In 1998, Johnny Depp found a manuscript amongst a pile of old artifacts he was searching through while visiting the home of his good friend Hunter S. Thompson. Next month, he'll bring it to the big screen.

The manuscript, Thompson's first attempt at novel writing, was called "The Rum Diary," and gave a fictionalized account of his time in Puerto Rico as a cub reporter in 1958. Depp promised that he would adapt it into a movie, and six years after Thompson's suicide, he's done so, with some major changes.

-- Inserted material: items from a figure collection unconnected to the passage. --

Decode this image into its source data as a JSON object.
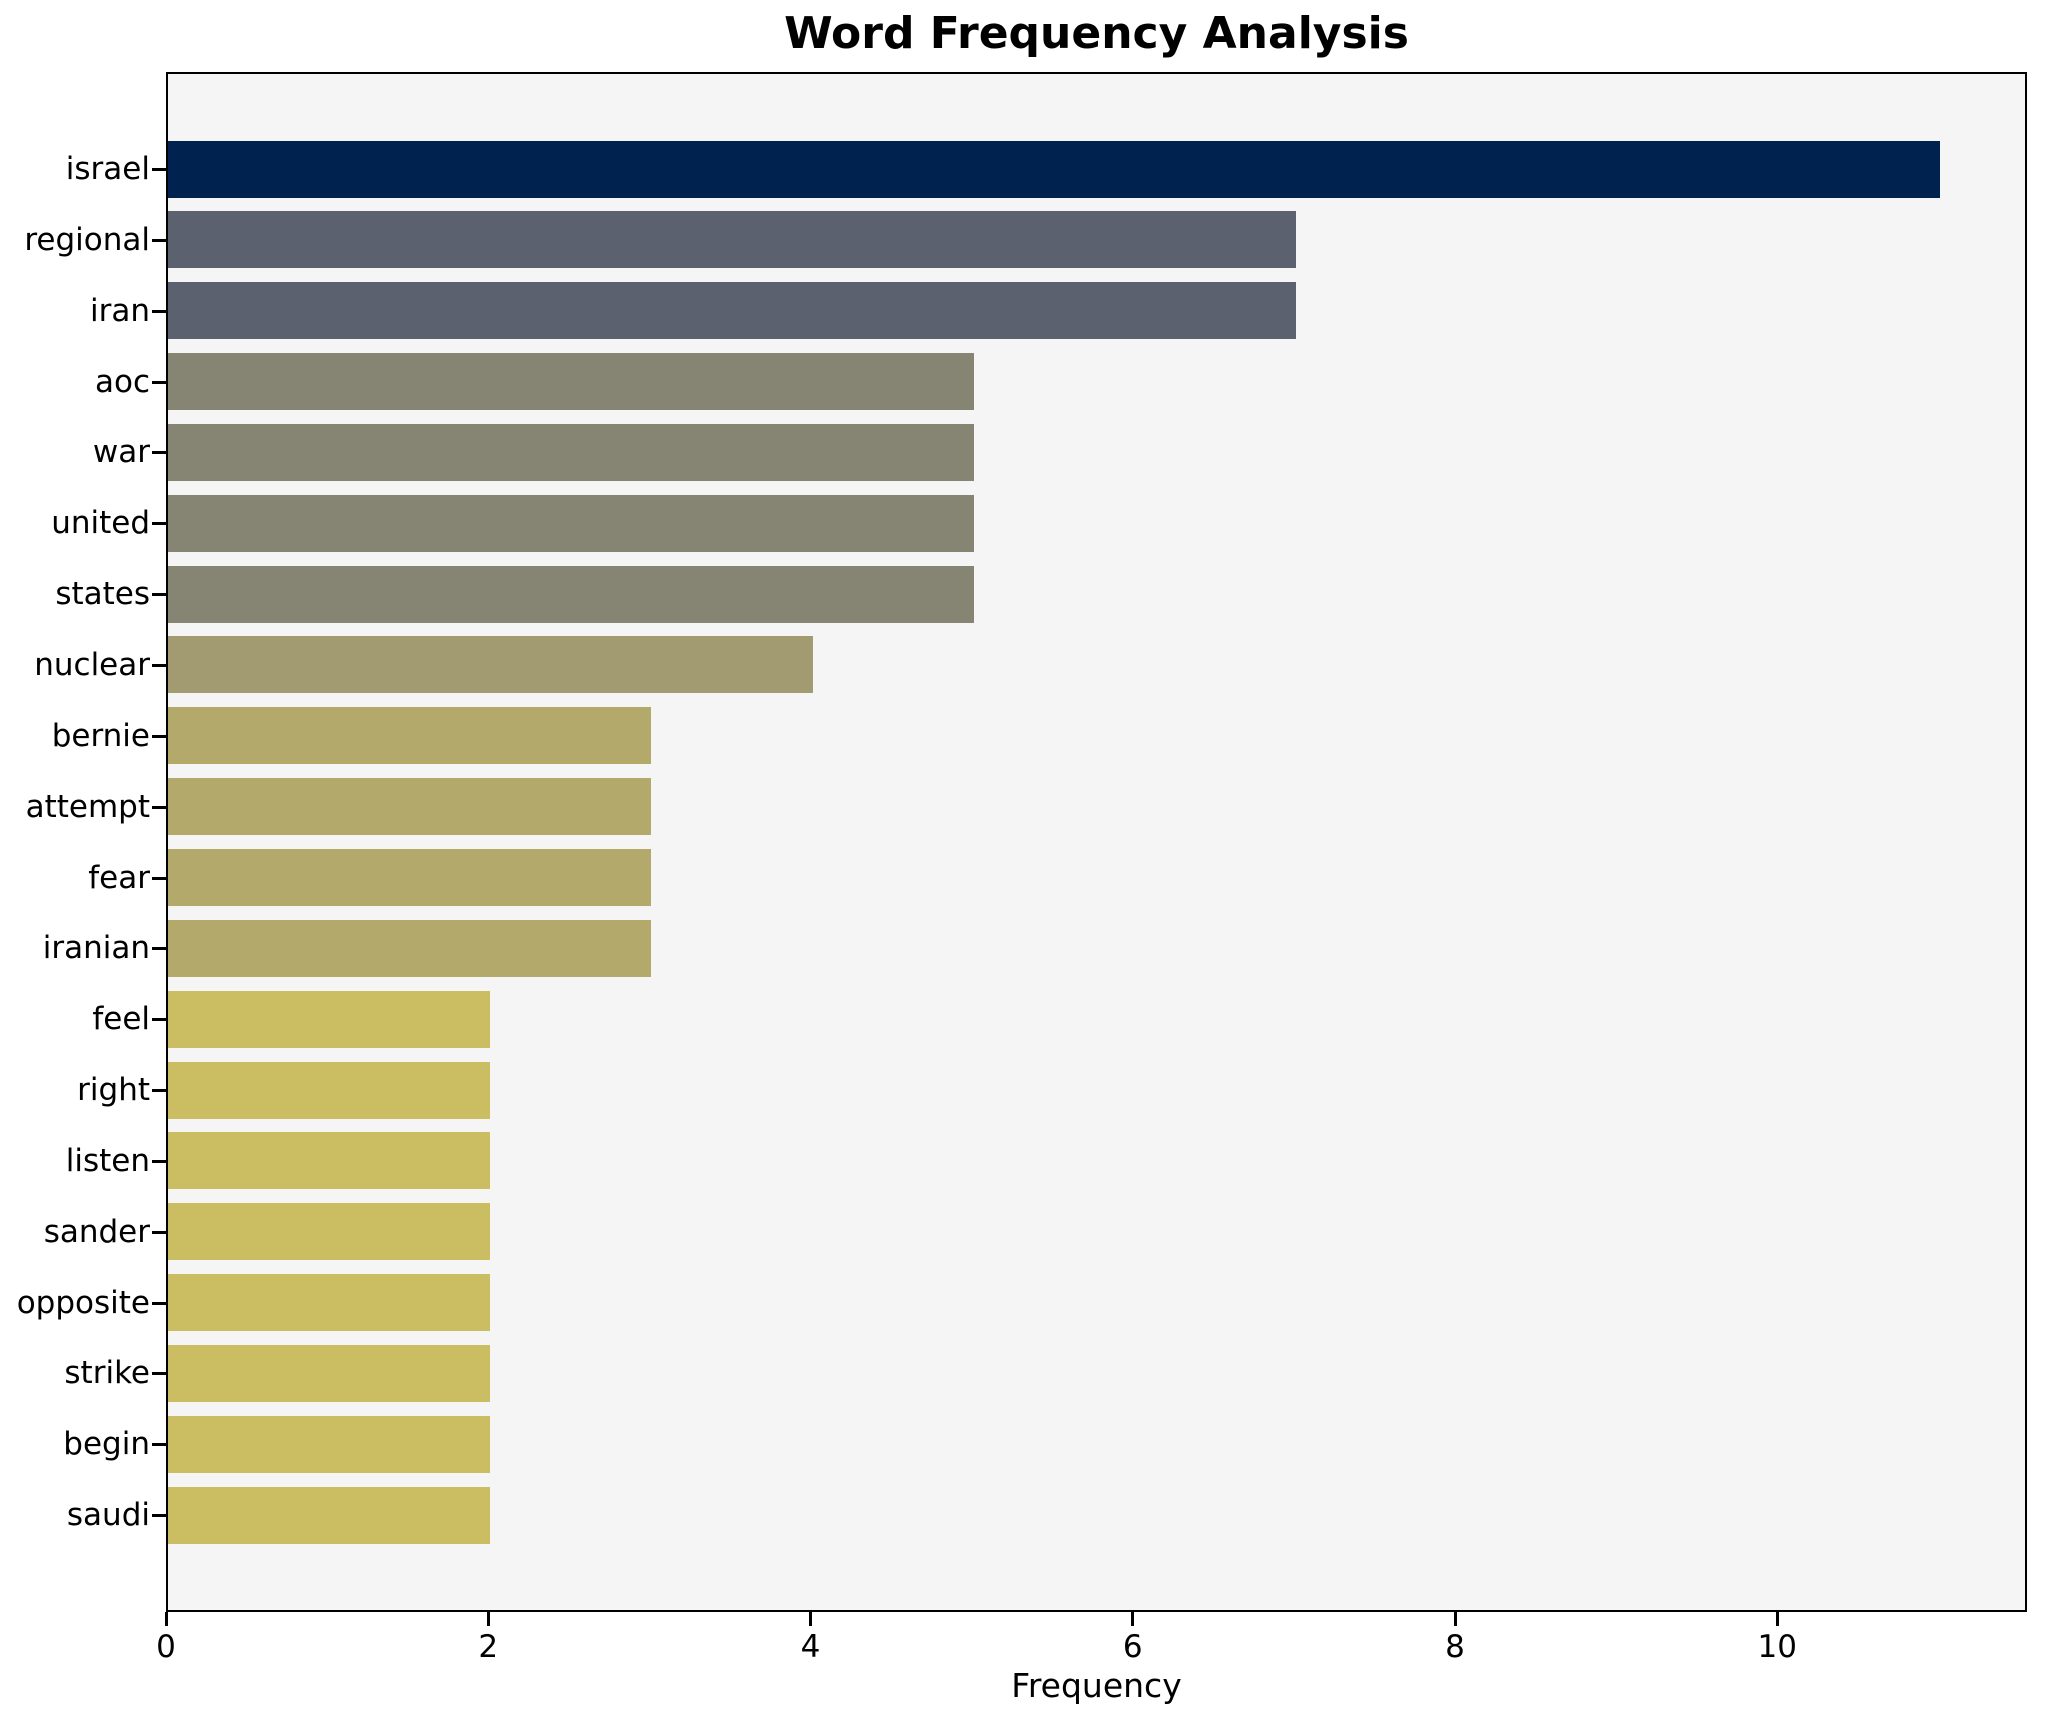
{
  "title": "Word Frequency Analysis",
  "chart_data": {
    "type": "bar",
    "orientation": "horizontal",
    "title": "Word Frequency Analysis",
    "xlabel": "Frequency",
    "ylabel": "",
    "categories": [
      "israel",
      "regional",
      "iran",
      "aoc",
      "war",
      "united",
      "states",
      "nuclear",
      "bernie",
      "attempt",
      "fear",
      "iranian",
      "feel",
      "right",
      "listen",
      "sander",
      "opposite",
      "strike",
      "begin",
      "saudi"
    ],
    "values": [
      11,
      7,
      7,
      5,
      5,
      5,
      5,
      4,
      3,
      3,
      3,
      3,
      2,
      2,
      2,
      2,
      2,
      2,
      2,
      2
    ],
    "bar_colors": [
      "#00224e",
      "#5c6170",
      "#5c6170",
      "#868473",
      "#868473",
      "#868473",
      "#868473",
      "#a29a70",
      "#b2a96a",
      "#b2a96a",
      "#b2a96a",
      "#b2a96a",
      "#cbbd62",
      "#cbbd62",
      "#cbbd62",
      "#cbbd62",
      "#cbbd62",
      "#cbbd62",
      "#cbbd62",
      "#cbbd62"
    ],
    "xlim": [
      0,
      11.55
    ],
    "xticks": [
      0,
      2,
      4,
      6,
      8,
      10
    ],
    "grid": false,
    "legend": null,
    "plot_background": "#f5f5f5",
    "spine_color": "#000000"
  }
}
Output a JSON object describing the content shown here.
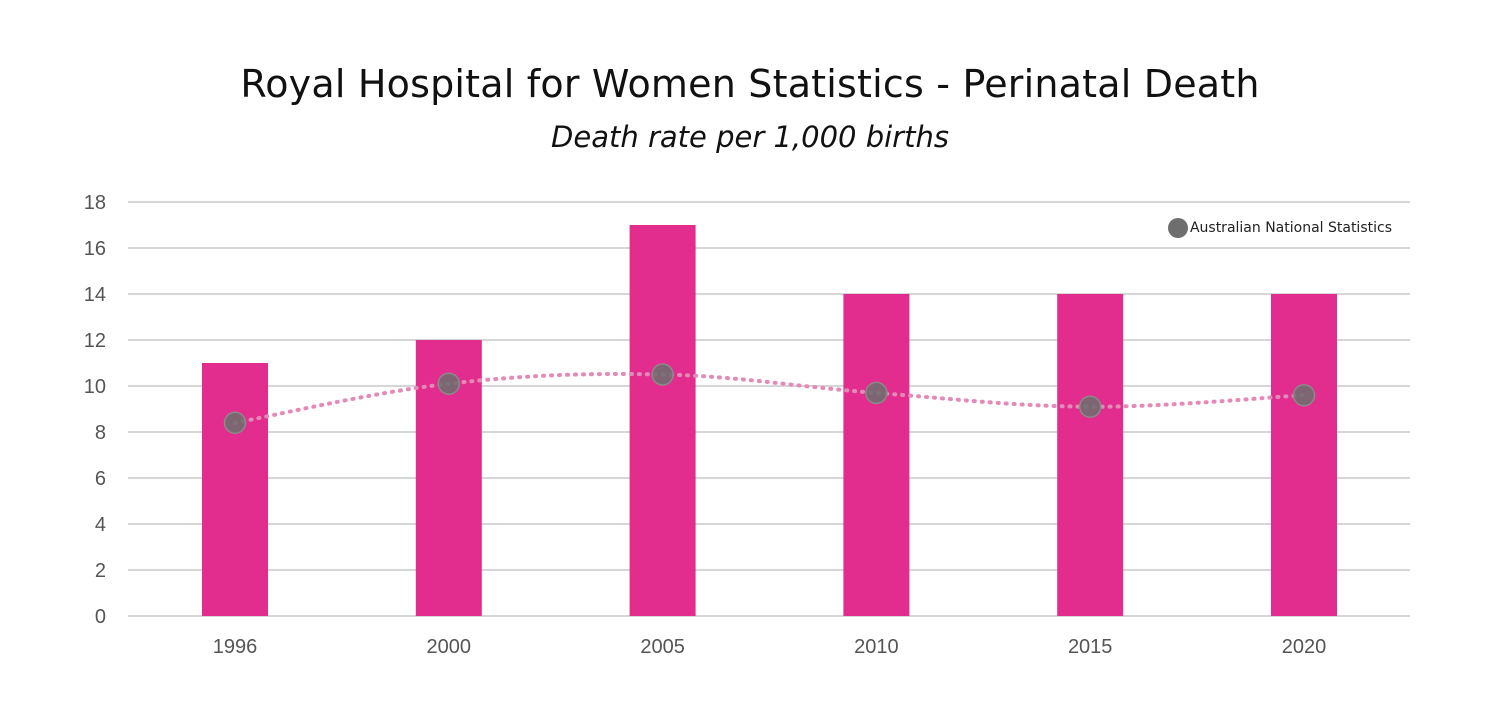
{
  "chart_data": {
    "type": "bar",
    "title": "Royal Hospital for Women Statistics - Perinatal Death",
    "subtitle": "Death rate per 1,000 births",
    "categories": [
      "1996",
      "2000",
      "2005",
      "2010",
      "2015",
      "2020"
    ],
    "series": [
      {
        "type": "bar",
        "values": [
          11,
          12,
          17,
          14,
          14,
          14
        ],
        "color": "#e22d8e"
      },
      {
        "type": "line",
        "name": "Australian National Statistics",
        "values": [
          8.4,
          10.1,
          10.5,
          9.7,
          9.1,
          9.6
        ],
        "color": "#6e6e6e",
        "line_color": "#e38ab8",
        "line_style": "dotted"
      }
    ],
    "yticks": [
      "0",
      "2",
      "4",
      "6",
      "8",
      "10",
      "12",
      "14",
      "16",
      "18"
    ],
    "ylim": [
      0,
      18
    ],
    "grid": true,
    "legend_position": "top-right"
  }
}
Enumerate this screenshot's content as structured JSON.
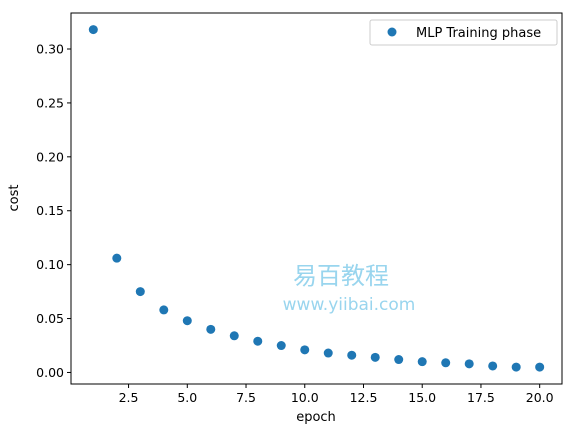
{
  "chart_data": {
    "type": "scatter",
    "title": "",
    "xlabel": "epoch",
    "ylabel": "cost",
    "xlim": [
      0.05,
      20.95
    ],
    "ylim": [
      -0.0107,
      0.3334
    ],
    "xticks": [
      "2.5",
      "5.0",
      "7.5",
      "10.0",
      "12.5",
      "15.0",
      "17.5",
      "20.0"
    ],
    "xtick_values": [
      2.5,
      5.0,
      7.5,
      10.0,
      12.5,
      15.0,
      17.5,
      20.0
    ],
    "yticks": [
      "0.00",
      "0.05",
      "0.10",
      "0.15",
      "0.20",
      "0.25",
      "0.30"
    ],
    "ytick_values": [
      0.0,
      0.05,
      0.1,
      0.15,
      0.2,
      0.25,
      0.3
    ],
    "grid": false,
    "legend_position": "top-right",
    "series": [
      {
        "name": "MLP Training phase",
        "color": "#1f77b4",
        "x": [
          1,
          2,
          3,
          4,
          5,
          6,
          7,
          8,
          9,
          10,
          11,
          12,
          13,
          14,
          15,
          16,
          17,
          18,
          19,
          20
        ],
        "y": [
          0.318,
          0.106,
          0.075,
          0.058,
          0.048,
          0.04,
          0.034,
          0.029,
          0.025,
          0.021,
          0.018,
          0.016,
          0.014,
          0.012,
          0.01,
          0.009,
          0.008,
          0.006,
          0.005,
          0.005
        ]
      }
    ]
  },
  "watermark": {
    "text_cn": "易百教程",
    "text_url": "www.yiibai.com",
    "color": "#87ceeb"
  }
}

The Oscar-nominee plays Paul Kemp, who is, in the film version, the summation of two characters meant to represent opposing sides of Thompson's personality and experience. In fact, the film makes a lot of changes like that, taking what was an unfinished novel and creating a story that Depp knew his late friend could be proud of.

He spent a lot of time, "policing it, being the police of what Hunter would or would not have wanted, and really kind of going, All right, here's the scene. That's great. Here's a scene, but we have to police this scene," he told Vanity Fair in their new cover story. As he explained to the magazine, Thompson knew some things worked better on page than screen and would require fixing.

Bruce Robinson wrote the script, though Depp had his say there, too. If he didn't like something, "I change it. I just go: 'You now what? It ain't right... I re-write."

The result is a mixture of Thompson's experience and Depp's vision, a tinted palleted look at a boozy era at a floundering newspaper in a tropical paradise. The film co-stars Amber Heard as a sort of forbidden love interest, Richard Jenkins as a newspaper editor and Aaron Eckhart as a wealthy man engaged to Heard.